De l’aveu même des agences humanitaires, la réponse n'est pas à la hauteur et pour plusieurs raisons. On peut citer l’instabilité politique en Somalie ou la guerre civile au Tigré, dans le nord de l’Ethiopie. Comme le regrette le coordinateur des affaires humanitaires des Nations Unies Martin Griffiths, l’attention internationale s’est largement détournée du drame humanitaire dans la Corne de l’Afrique pour se focaliser presque uniquement sur l’Ukraine.
En Iran, une tempête de sable conséquence de la désertification
En provenance de l'Irak, de la Syrie et de l'Arabie saoudite, une tempête de sable a poussé le gouvernement iranien à décider la fermeture mardi et mercredi des écoles et des administrations à Téhéran et dans les provinces de l'ouest de l'Iran.

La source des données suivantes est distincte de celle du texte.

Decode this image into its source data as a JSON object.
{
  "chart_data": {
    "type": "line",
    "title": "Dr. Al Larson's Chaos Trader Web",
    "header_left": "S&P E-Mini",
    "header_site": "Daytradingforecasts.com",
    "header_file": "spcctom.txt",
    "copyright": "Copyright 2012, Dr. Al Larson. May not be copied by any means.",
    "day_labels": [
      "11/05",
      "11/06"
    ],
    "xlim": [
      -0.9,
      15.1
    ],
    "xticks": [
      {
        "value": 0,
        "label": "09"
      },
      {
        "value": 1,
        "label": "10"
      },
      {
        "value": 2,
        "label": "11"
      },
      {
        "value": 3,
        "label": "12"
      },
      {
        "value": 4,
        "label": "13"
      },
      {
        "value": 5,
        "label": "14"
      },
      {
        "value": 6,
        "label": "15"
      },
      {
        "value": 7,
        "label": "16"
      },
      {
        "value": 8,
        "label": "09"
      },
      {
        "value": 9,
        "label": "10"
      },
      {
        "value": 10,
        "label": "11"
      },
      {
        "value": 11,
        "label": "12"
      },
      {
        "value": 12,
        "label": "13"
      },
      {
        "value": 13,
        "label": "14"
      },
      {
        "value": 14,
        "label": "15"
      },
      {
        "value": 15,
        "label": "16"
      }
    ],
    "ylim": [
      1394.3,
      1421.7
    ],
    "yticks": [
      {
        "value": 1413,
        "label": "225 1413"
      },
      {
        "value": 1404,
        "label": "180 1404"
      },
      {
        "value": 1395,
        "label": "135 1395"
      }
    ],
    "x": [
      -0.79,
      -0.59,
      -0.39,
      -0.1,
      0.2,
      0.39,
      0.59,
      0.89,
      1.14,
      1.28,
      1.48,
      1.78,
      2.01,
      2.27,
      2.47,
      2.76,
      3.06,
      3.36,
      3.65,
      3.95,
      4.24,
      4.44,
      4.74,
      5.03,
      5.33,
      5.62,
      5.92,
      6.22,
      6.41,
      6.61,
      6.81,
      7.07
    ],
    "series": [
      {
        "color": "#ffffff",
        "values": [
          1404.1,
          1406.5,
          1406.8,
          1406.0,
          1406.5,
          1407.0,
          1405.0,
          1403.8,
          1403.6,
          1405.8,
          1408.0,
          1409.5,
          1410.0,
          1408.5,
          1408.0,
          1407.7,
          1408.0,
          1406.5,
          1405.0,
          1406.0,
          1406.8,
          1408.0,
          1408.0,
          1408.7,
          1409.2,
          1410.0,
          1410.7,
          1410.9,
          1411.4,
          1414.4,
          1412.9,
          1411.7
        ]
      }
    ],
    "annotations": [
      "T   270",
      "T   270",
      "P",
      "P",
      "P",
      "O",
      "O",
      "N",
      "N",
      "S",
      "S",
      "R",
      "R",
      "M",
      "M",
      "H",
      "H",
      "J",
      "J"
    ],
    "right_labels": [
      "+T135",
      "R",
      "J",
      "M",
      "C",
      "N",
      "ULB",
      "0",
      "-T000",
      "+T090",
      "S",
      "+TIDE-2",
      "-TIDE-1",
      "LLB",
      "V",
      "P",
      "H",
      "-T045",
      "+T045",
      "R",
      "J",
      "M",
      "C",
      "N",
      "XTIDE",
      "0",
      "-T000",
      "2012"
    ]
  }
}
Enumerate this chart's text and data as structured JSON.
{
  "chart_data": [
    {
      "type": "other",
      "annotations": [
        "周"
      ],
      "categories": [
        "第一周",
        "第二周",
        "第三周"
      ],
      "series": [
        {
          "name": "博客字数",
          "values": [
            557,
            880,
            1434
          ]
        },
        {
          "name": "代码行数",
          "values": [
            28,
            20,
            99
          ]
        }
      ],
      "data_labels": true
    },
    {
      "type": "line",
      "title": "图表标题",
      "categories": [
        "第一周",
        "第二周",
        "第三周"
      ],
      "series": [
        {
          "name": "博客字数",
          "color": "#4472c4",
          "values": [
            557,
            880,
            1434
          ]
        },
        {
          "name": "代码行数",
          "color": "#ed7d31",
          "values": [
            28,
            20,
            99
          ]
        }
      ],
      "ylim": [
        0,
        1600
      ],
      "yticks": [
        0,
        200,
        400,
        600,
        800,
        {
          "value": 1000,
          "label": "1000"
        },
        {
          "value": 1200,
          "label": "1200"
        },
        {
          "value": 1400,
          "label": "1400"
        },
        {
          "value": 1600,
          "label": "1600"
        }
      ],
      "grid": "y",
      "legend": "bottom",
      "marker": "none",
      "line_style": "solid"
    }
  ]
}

C'est la troisième fois ces dernières semaines que les écoles, les universités et les administrations sont fermées dans toute la partie occidentale de l'Iran, soit plus de la moitié des 32 provinces du pays. "Je n'ai jamais vu une telle chose de toute ma vie", déclarait auprès de franceinfo un habitant d'une soixantaine d'années qui vit dans la province Markazi, à plusieurs centaines de kilomètres de la frontière irakienne.

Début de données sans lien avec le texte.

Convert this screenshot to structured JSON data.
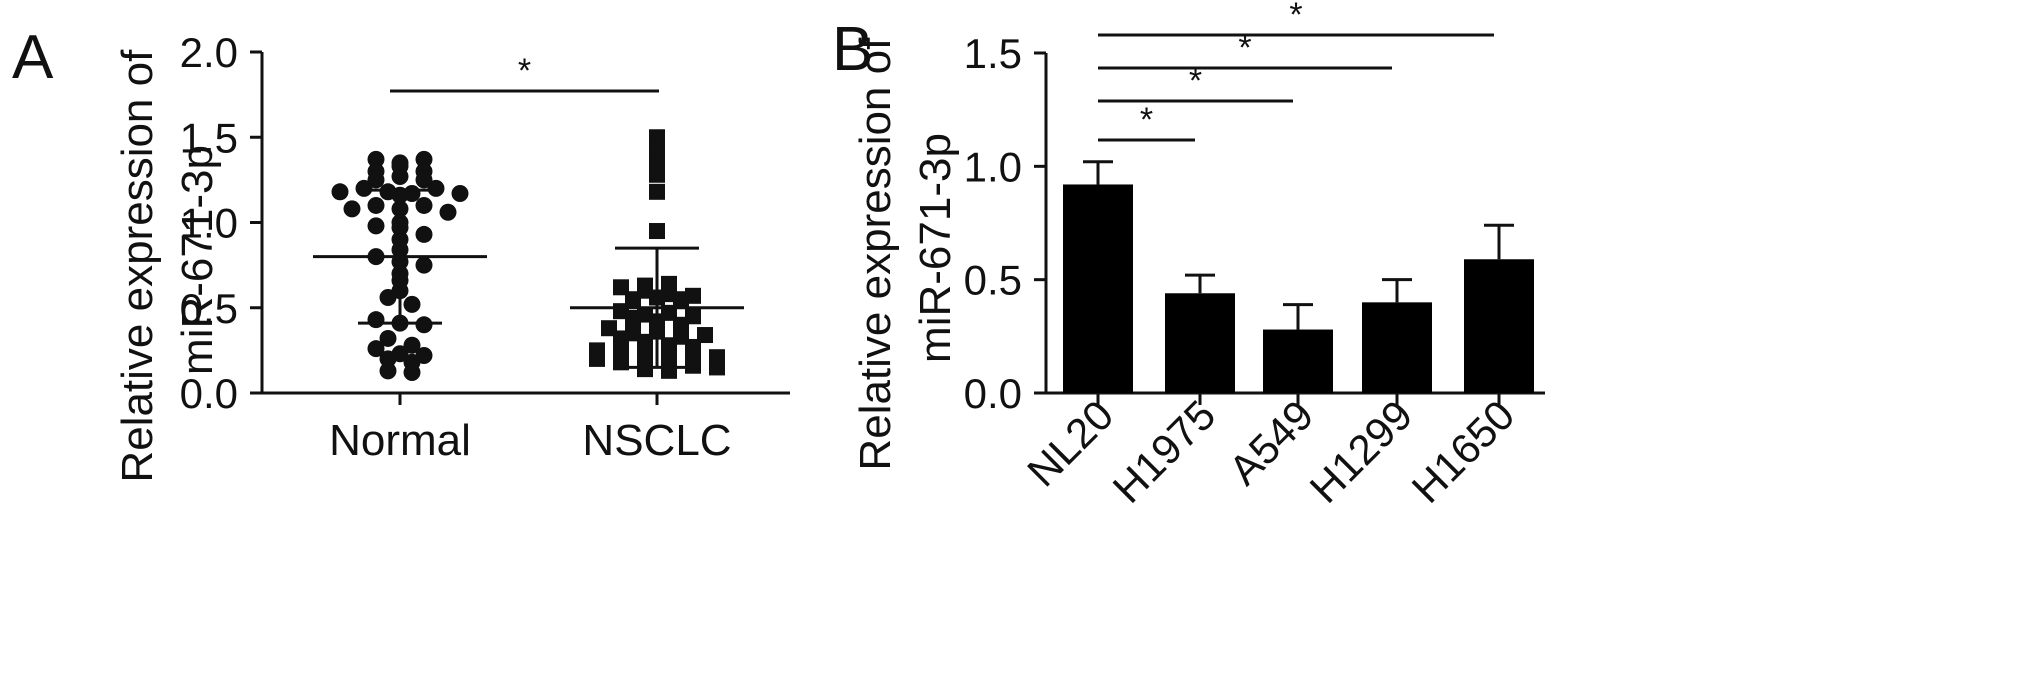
{
  "chart_data": [
    {
      "type": "scatter",
      "panel_label": "A",
      "ylabel": "Relative expression of miR-671-3p",
      "ylabel_lines": [
        "Relative expression of",
        "miR-671-3p"
      ],
      "ylim": [
        0,
        2.0
      ],
      "yticks": [
        "0.0",
        "0.5",
        "1.0",
        "1.5",
        "2.0"
      ],
      "categories": [
        "Normal",
        "NSCLC"
      ],
      "series": [
        {
          "category": "Normal",
          "marker": "circle",
          "mean": 0.8,
          "sd_upper": 1.19,
          "sd_lower": 0.41,
          "values": [
            1.37,
            1.35,
            1.37,
            1.3,
            1.33,
            1.3,
            1.25,
            1.27,
            1.25,
            1.18,
            1.2,
            1.18,
            1.17,
            1.2,
            1.16,
            1.17,
            1.08,
            1.1,
            1.08,
            1.1,
            1.06,
            0.98,
            1.0,
            0.97,
            0.93,
            0.9,
            0.84,
            0.8,
            0.77,
            0.75,
            0.7,
            0.66,
            0.6,
            0.56,
            0.52,
            0.43,
            0.41,
            0.4,
            0.32,
            0.26,
            0.28,
            0.23,
            0.22,
            0.2,
            0.18,
            0.13,
            0.12
          ]
        },
        {
          "category": "NSCLC",
          "marker": "square",
          "mean": 0.5,
          "sd_upper": 0.85,
          "sd_lower": 0.15,
          "values": [
            1.5,
            1.43,
            1.35,
            1.28,
            1.32,
            1.18,
            0.95,
            0.63,
            0.62,
            0.64,
            0.6,
            0.55,
            0.56,
            0.58,
            0.57,
            0.55,
            0.48,
            0.46,
            0.47,
            0.45,
            0.44,
            0.42,
            0.4,
            0.38,
            0.35,
            0.36,
            0.33,
            0.32,
            0.34,
            0.3,
            0.28,
            0.27,
            0.25,
            0.26,
            0.24,
            0.22,
            0.23,
            0.2,
            0.21,
            0.18,
            0.19,
            0.17,
            0.16,
            0.15,
            0.14,
            0.13
          ]
        }
      ],
      "annotations": [
        {
          "from": "Normal",
          "to": "NSCLC",
          "text": "*"
        }
      ]
    },
    {
      "type": "bar",
      "panel_label": "B",
      "ylabel": "Relative expression of miR-671-3p",
      "ylabel_lines": [
        "Relative expression of",
        "miR-671-3p"
      ],
      "ylim": [
        0,
        1.5
      ],
      "yticks": [
        "0.0",
        "0.5",
        "1.0",
        "1.5"
      ],
      "categories": [
        "NL20",
        "H1975",
        "A549",
        "H1299",
        "H1650"
      ],
      "values": [
        0.92,
        0.44,
        0.28,
        0.4,
        0.59
      ],
      "errors": [
        0.1,
        0.08,
        0.11,
        0.1,
        0.15
      ],
      "annotations": [
        {
          "from": "NL20",
          "to": "H1975",
          "text": "*"
        },
        {
          "from": "NL20",
          "to": "A549",
          "text": "*"
        },
        {
          "from": "NL20",
          "to": "H1299",
          "text": "*"
        },
        {
          "from": "NL20",
          "to": "H1650",
          "text": "*"
        }
      ]
    }
  ]
}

Sur les réseaux sociaux, de nombreux habitants des villes frontalières avec l'Irak affirment que leur vie est devenue un enfer. "Nous sommes en train de mourir", déclare pour sa part dans une vidéo un habitant d'une ville à la frontière alors qu'il porte un masque d'oxygène pour pouvoir respirer. Il se tenait débout dans une épaisse couche jaunâtre de sable.

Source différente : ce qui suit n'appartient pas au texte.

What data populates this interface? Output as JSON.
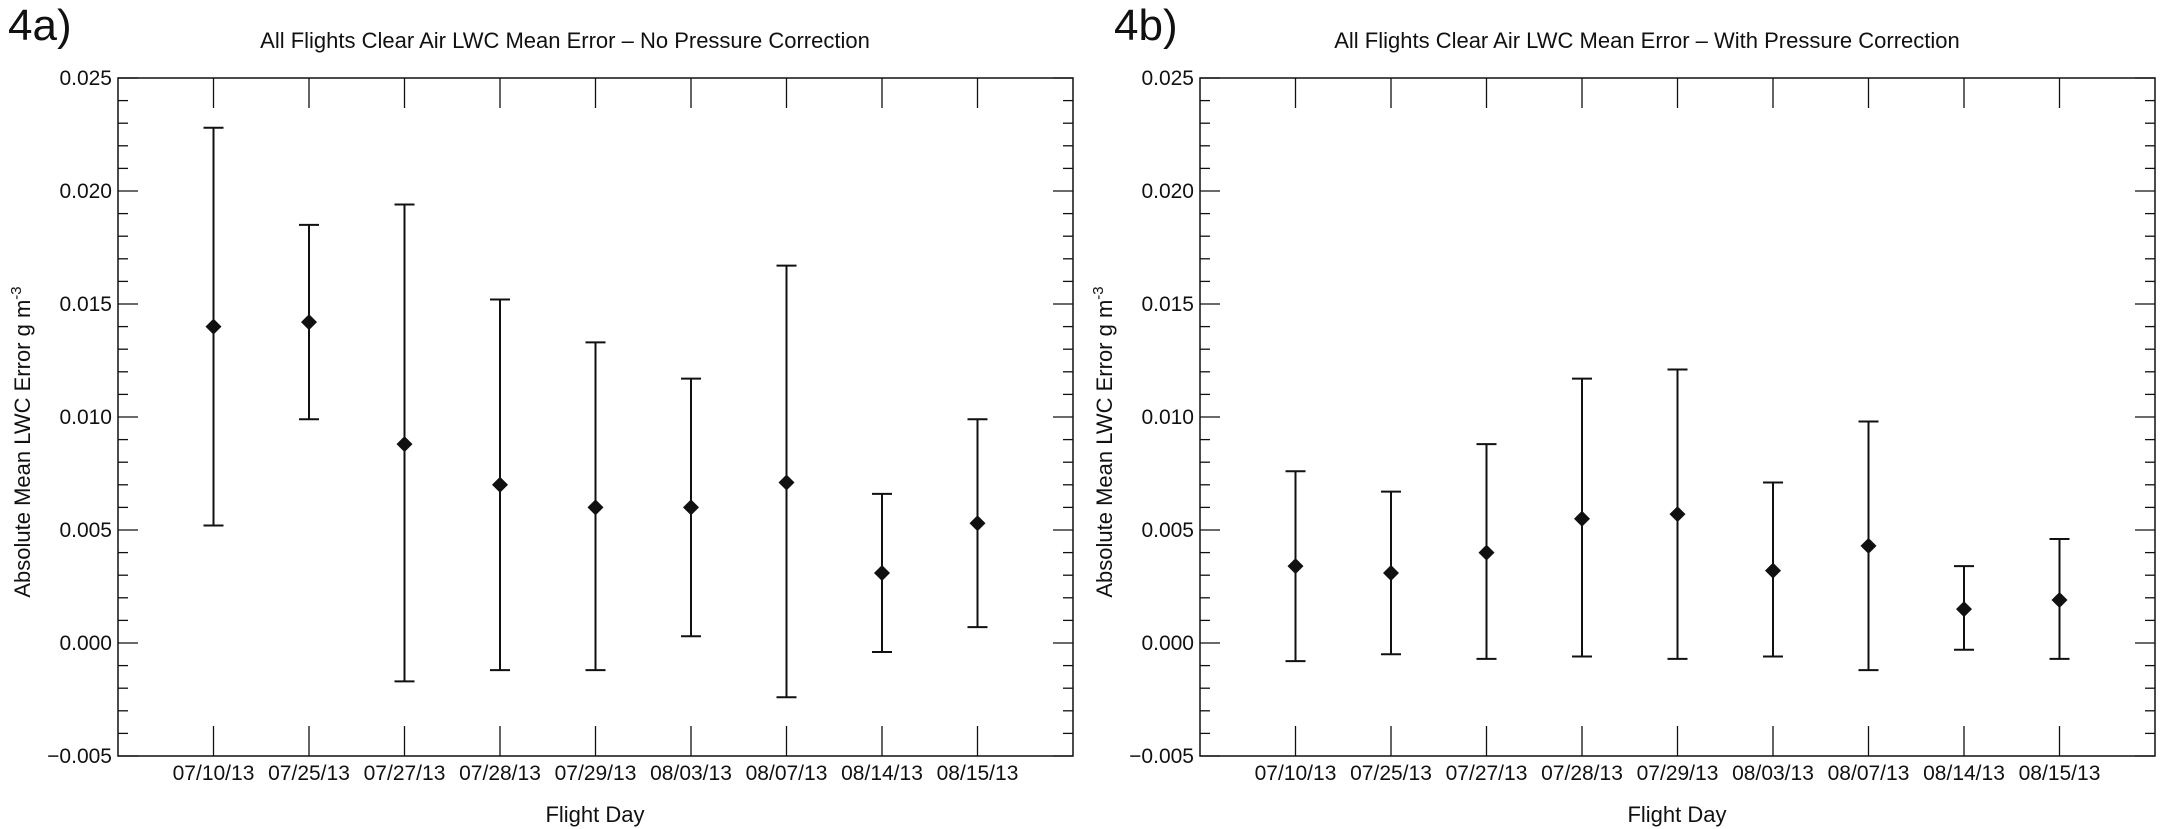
{
  "chart_data": [
    {
      "type": "scatter",
      "panel_label": "4a)",
      "title": "All Flights Clear Air LWC Mean Error – No Pressure Correction",
      "xlabel": "Flight Day",
      "ylabel": "Absolute Mean LWC Error g m",
      "ylabel_exponent": "-3",
      "ylim": [
        -0.005,
        0.025
      ],
      "yticks": [
        "−0.005",
        "0.000",
        "0.005",
        "0.010",
        "0.015",
        "0.020",
        "0.025"
      ],
      "grid": false,
      "error_bars": true,
      "categories": [
        "07/10/13",
        "07/25/13",
        "07/27/13",
        "07/28/13",
        "07/29/13",
        "08/03/13",
        "08/07/13",
        "08/14/13",
        "08/15/13"
      ],
      "values": [
        0.014,
        0.0142,
        0.0088,
        0.007,
        0.006,
        0.006,
        0.0071,
        0.0031,
        0.0053
      ],
      "error_low": [
        0.0052,
        0.0099,
        -0.0017,
        -0.0012,
        -0.0012,
        0.0003,
        -0.0024,
        -0.0004,
        0.0007
      ],
      "error_high": [
        0.0228,
        0.0185,
        0.0194,
        0.0152,
        0.0133,
        0.0117,
        0.0167,
        0.0066,
        0.0099
      ]
    },
    {
      "type": "scatter",
      "panel_label": "4b)",
      "title": "All Flights Clear Air LWC Mean Error – With Pressure Correction",
      "xlabel": "Flight Day",
      "ylabel": "Absolute Mean LWC Error g m",
      "ylabel_exponent": "-3",
      "ylim": [
        -0.005,
        0.025
      ],
      "yticks": [
        "−0.005",
        "0.000",
        "0.005",
        "0.010",
        "0.015",
        "0.020",
        "0.025"
      ],
      "grid": false,
      "error_bars": true,
      "categories": [
        "07/10/13",
        "07/25/13",
        "07/27/13",
        "07/28/13",
        "07/29/13",
        "08/03/13",
        "08/07/13",
        "08/14/13",
        "08/15/13"
      ],
      "values": [
        0.0034,
        0.0031,
        0.004,
        0.0055,
        0.0057,
        0.0032,
        0.0043,
        0.0015,
        0.0019
      ],
      "error_low": [
        -0.0008,
        -0.0005,
        -0.0007,
        -0.0006,
        -0.0007,
        -0.0006,
        -0.0012,
        -0.0003,
        -0.0007
      ],
      "error_high": [
        0.0076,
        0.0067,
        0.0088,
        0.0117,
        0.0121,
        0.0071,
        0.0098,
        0.0034,
        0.0046
      ]
    }
  ]
}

Le gouvernement a conseillé à tous les habitants de la moitié occidentale du pays, en particulier les personnes âgées et les enfants, de ne pas sortir dans la rue. Le ministre des Affaires étrangères a également écrit à ses homologues irakien et syrien. Cependant, le gouvernement et les experts iraniens affirment que la construction de nombreux barrages en Turquie depuis une quinzaine d'années a provoqué la désertification de nombreuses régions en Syrie et en Irak, ce qui explique ces tempêtes de sable.
L'eau est retenue en amont sur les fleuves Euphrate et Tigre et n'arrivent plus dans ces deux pays, ce qui peut provoquer un conflit dans le futur entre les différents pays de la région et un exode des populations affectées. À cela, il faut ajouter une sécheresse sans précédent en Iran même.
Au Chili, huit millions de personnes privées d'eau dans les mois qui viennent ?
Au Chili, huit millions de personnes pourraient être affectées par des coupures d’eau dans la capitale Santiago s’il ne pleut pas suffisamment dans les mois qui viennent. Un plan d’urgence a été dévoilé par les autorités il y a quelques semaines pour faire face aux différents scénarios.
Cela fait plus de dix ans que le pays est frappé par une sécheresse et les précipitations diminuent d’année en année. Selon la direction de météorologie du Chili, de mai à juillet, il devrait pleuvoir 115 millimètres d’eau à Santiago, alors qu’en 2006 il en été tombés 130 pour le seul mois de juillet.
Le niveau d'eau des deux principales rivières de la région est extrêmement bas, et elles ne parviennent pas à se régénérer. Le gouverneur de Santiago a récemment présenté un plan de rationnement composé de quatre paliers, l’alerte rouge étant la plus restrictive avec des coupures d’eau de 24 heures tous les quatre, six ou dix jours.
Ce plan a été critiqué par plusieurs associations et activistes car ils considèrent qu’il est injuste de pénaliser les citoyens alors qu’en réalité c’est l’agro-industrie et les grandes entreprises minières qui consomment le plus d’eau au Chili. Ces secteurs possèdent en effet des droits sur l’eau. Il est effectivement possible d’en obtenir ou d’en acheter, l’actuelle constitution écrite sous la dictature le permet. L’eau est donc une ressource qui peut être privatisée. Au fil des années, l’Etat a accordé trop de droits sur l’eau.
Résultat : des rivières entières sont aujourd’hui asséchées et par endroits les nappes phréatiques diminuent drastiquement. Dans certaines zones rurales du nord et du centre du Chili, des villages se font approvisionner par des camions citernes depuis plusieurs années déjà.